On the first day of Labour weekend, New Zealand recorded no new community cases of Covid-19, further allaying fears of an outbreak after Auckland's newest cluster.
There were 11 new cases announced, all in managed isolation.
Five of these cases are part of the day-six testing of international fishing crew in Christchurch.
Of Saturday's other cases detected in managed isolation, one involved a family group of two people who arrived from Amsterdam via Singapore.
A household contact of one of the cases, it is unclear who, has also tested positive and was one of Thursday's nine new Covid-19 cases.

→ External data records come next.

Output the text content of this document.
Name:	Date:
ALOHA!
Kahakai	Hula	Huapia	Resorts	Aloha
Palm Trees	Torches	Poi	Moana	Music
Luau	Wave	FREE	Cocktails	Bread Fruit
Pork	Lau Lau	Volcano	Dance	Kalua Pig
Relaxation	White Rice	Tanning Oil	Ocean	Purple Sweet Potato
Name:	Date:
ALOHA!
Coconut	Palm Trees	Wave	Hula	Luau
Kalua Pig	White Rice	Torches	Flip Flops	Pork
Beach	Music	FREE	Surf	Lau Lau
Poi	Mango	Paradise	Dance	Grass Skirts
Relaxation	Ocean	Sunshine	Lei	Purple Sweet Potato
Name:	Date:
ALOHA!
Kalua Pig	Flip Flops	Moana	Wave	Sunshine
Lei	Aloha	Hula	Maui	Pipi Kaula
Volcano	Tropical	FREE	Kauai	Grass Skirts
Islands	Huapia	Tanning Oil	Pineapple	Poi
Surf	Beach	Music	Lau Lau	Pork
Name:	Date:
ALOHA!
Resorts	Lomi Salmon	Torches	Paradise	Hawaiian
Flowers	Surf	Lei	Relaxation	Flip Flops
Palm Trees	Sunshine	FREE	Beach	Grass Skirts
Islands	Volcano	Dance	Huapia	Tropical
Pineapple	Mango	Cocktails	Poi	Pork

The 27-year-old marine engineer is an electronics technician understood to work at Albany-based Wright Technologies.
According to experts, he's a "hero" who may have saved the country from a new community outbreak by acting swiftly.
The man worked on a Liberian-flagged cargo ship named the Sofrana Surville, which arrived at the Ports of Auckland just before noon on Monday, October 12.

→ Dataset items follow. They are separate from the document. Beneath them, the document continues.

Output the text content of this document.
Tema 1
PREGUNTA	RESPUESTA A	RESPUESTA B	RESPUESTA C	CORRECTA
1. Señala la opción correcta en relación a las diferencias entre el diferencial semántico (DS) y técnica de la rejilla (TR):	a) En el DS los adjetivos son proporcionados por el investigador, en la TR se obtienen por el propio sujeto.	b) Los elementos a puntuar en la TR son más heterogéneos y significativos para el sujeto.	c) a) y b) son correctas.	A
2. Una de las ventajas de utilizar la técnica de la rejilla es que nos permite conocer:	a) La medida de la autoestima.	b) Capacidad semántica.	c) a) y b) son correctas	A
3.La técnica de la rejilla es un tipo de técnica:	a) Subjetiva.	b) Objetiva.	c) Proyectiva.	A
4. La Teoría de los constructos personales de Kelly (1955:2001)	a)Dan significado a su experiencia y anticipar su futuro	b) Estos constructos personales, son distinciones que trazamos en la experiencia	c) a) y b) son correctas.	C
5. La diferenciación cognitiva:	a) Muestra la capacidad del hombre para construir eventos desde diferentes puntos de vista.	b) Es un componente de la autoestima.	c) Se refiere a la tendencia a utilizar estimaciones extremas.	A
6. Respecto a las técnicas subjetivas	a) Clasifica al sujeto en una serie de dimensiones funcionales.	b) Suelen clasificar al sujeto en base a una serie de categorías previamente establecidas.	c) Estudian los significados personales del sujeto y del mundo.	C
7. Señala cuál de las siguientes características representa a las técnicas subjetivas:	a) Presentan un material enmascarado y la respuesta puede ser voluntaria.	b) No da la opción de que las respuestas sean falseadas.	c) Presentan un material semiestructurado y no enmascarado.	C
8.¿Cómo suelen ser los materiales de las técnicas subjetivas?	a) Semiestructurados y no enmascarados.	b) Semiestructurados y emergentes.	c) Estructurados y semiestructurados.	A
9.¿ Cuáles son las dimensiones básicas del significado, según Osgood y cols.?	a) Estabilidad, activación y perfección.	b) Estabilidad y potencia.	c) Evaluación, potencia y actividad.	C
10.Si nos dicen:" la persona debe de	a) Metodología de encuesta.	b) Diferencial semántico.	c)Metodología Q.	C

It had sailed from Papua New Guinea, to the Solomon Islands, to Brisbane, to Tauranga and then to Auckland.
On Tuesday, October 13, the engineer, garbed in a mask and gloves, stepped aboard the Sofrana Surville and got to work.
As more connections get announced each day, more businesses are discovering people who later went on to test positive visited them.

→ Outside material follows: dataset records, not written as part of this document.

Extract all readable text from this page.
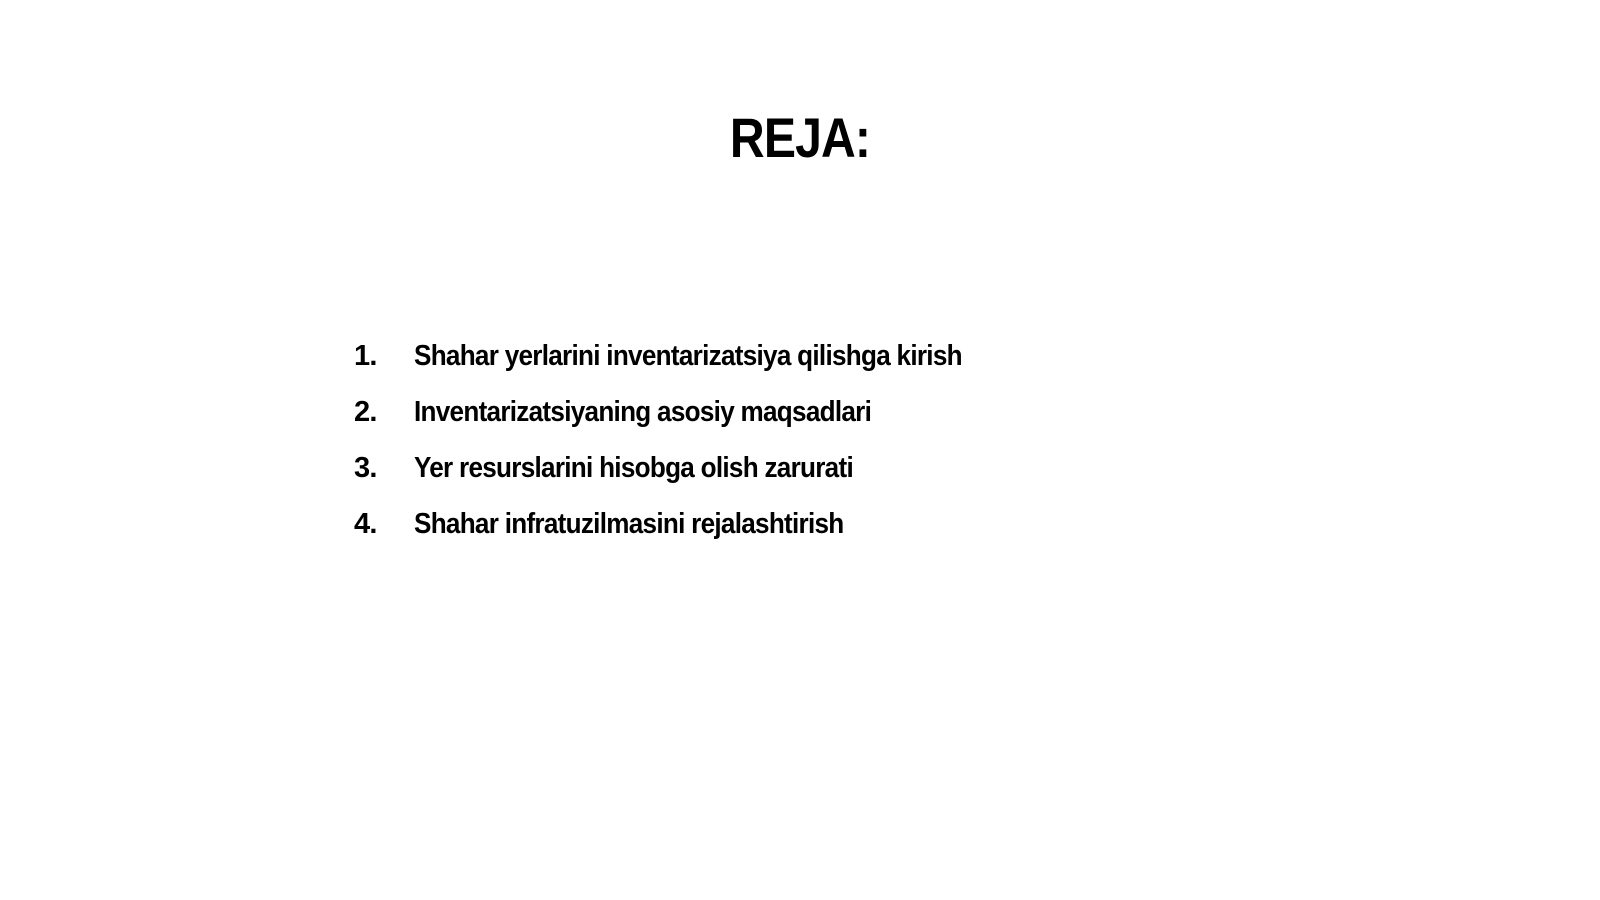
REJA:
1.	Shahar yerlarini inventarizatsiya qilishga kirish
2.	Inventarizatsiyaning asosiy maqsadlari
3.	Yer resurslarini hisobga olish zarurati
4.	Shahar infratuzilmasini rejalashtirish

A pub and a gym have been forced to close, and a superyacht company and a marine supply store have been thoroughly cleaned.
All the staff from The Malt who were deemed close contacts to a positive case have negative tests results, including owner Kevin McVicar.
On Saturday it was revealed bed and breakfast guests of a man who recently tested positive for Covid-19 had not been contacted by health officials.
This was despite them coming into contact with the man on Saturday at his Coatesville BnB in north Auckland, Stuff reported.
The owner of the Coatesville BnB, aged in his 60s, crossed paths with his guests a day before the Ministry of Health announced the first case from the current cluster on Sunday.
The man was understood to work fulltime at Wright Technologies along with the marine engineer.
He and his wife were now staying at the Jet Park Hotel quarantine facility after earlier going into isolation at their home when news of the first case broke, Stuff reported.
Meanwhile authorities are urging New Zealanders to treat this weekend as a summer rehearsal with an intense campaign to encourage the use of the tracer app.
"The more we scan, the safer we'll be," director general of health Dr Ashley Bloomfield said.
Health Minister Chris Hipkins has also said it was "imperative" that people with symptoms get a test quickly. Auckland would have seven community centres open over the long weekend.
As of Saturday, there were 74 active cases in New Zealand. The total number of cases in New Zealand since the pandemic began is 1578.